Now that is an effective protest. No distractions, no showboating, no alienation of people going about their daily lives. Just confronting a politician directly with the facts of his contribution to the climate emergency and making him run away in shame. More of this, please.


I think this is a lot more effective than throwing red dye on glass protecting priceless art, for sure. If nothing else, it will force Buttigieg to have an answer ready the next time he speaks somewhere. I will give him a tiny amount of credit for not just making something up that Biden might later contradict (looking at you Mayorkas).


This is so weird. So, last month was a story about Texas City, where Dad was from. And this month, it’s Surfside. Mom’s hometown was Freeport … which ends at Surfside beach. If there’s a story about West Columbia next month, I’ma start looking around for a stalker, lol.

More seriously, that area of Texas is the end of “Cancer Alley”, a line of spiking cancer rates tracking with the petrochemical businesses of Louisiana and Texas, down near the coast. It stretches along Interstate 10, and turns south at Houston, towards Texas City and the Brazosport area (Freeport and other small towns near it).

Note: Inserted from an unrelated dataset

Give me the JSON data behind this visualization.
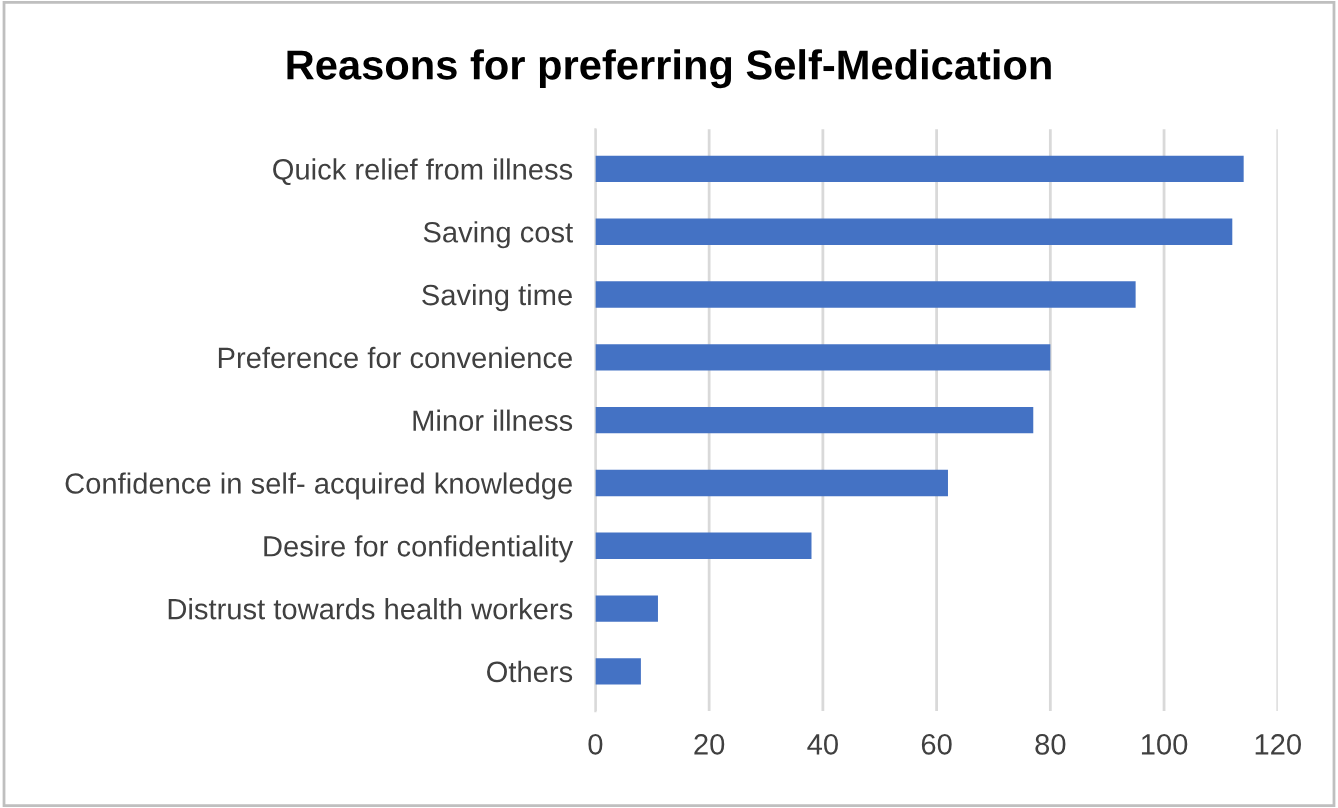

Honestly, even without the climate emergency, good on these people for making some noise. No place deserves the blight of that industry. It’s like capitalism manages to strip human endeavor of what little foresight we can normally scrape together, which isn’t all that much in the first place. In Texas City, I talked about the toxic air.

In Freeport and the surrounding area, it’s toxic water. Rain that bubbles up orange from the ground. Tapwater that stinks of sulfur. The exact dystopia depends on which turn you take on Cancer Alley. Philips 66 bought the entire town of Old Ocean so they could stop paying settlements to the residents they poisoned. And somehow growing up, it was all just normal. Knowing areas that were so lead infested that the residents had a reputation for being damaged people. Seeing agriculture, and only years later wondering “Hey, wait, where did they get the water for that rice?” Petro-capitalism is the geography of southeast Texas, and I couldn’t see it until I left.


I always thought that a requirement for being inaugurated as Governor of TX should be to swim around for at least an hour (breaks allowed; no wetsuit/covered limbs) in Galveston Bay &/or the Houston Ship Channel.


Hey, the water’s already got pollution, no need to make it worse.


It’s beyond understanding why any new fossil fuel projects are being considered, let alone fucking approved.


There is a particular malice which the petro industry treats the communities it poisons. Whether you are talking about the benzine spills in Titusville (first commercially successful well), the poisoning of the Cuyahoga (first integrated major refinery), to the Gulf today they manage to make the lead paint and nuclear weapons industries look responsible, which is an amazing feat.